Photocopiers have become the Napster of academia. In India, it’s common practice for students to learn from photocopies of expensive, Western-published textbooks. Oxford and Cambridge University Presses recently sued Delhi University for allowing distribution of photocopied course packs. But an Indian court threw their case out, saying strict academic copyright laws disproportionately affect India’s access to higher education. Having lost similar cases in Costa Rica and even the U.S. state of Georgia, publishers — and authors — may find their textbooks aren’t worth the paper they’re printed on.
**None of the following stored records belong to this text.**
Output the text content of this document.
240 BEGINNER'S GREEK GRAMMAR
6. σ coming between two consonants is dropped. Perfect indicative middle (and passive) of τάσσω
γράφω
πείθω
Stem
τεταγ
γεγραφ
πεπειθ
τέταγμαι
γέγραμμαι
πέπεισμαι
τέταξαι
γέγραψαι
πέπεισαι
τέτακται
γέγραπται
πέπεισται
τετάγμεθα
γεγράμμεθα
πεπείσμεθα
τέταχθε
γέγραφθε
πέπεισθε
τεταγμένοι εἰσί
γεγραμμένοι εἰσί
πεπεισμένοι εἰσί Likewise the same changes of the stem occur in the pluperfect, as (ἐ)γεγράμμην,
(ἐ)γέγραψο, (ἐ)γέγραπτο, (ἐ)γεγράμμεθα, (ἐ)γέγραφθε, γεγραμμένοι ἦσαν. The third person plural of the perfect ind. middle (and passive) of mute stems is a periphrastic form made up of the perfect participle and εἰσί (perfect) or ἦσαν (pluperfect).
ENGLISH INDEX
Exposure works both ways. Justin Giarla, founder of the hugely successful street-art gallery White Walls in San Francisco, developed a rep for selling art on consignment and keeping the proceeds. Fearing his clout in the community, many artists stayed silent. But some — from the world-famous to local phenoms — fought Giarla in court and won hundreds of thousands of dollars in settlements. This summer, as angry creators closed in, he sold the gallery for more than $3 million and left town, leaving numerous painters and sculptors wondering if they’ll ever collect.
He knew how to run routes. As a star receiver in college, Randall Woodfield got a shot at a Green Bay Packers career in the 1970s by shaking off defenders. But something wasn’t right, and the team dropped him. Soon afterward, he took another route: He’s now called the I-5 Killer, imprisoned for one Pacific Northwest murder, implicated in as many as 44 others and featured in an Ann Rule true-crime novel. A fresh look at the handsome athlete’s history finds that football may have delayed, rather than helped incite, his homicidal drive.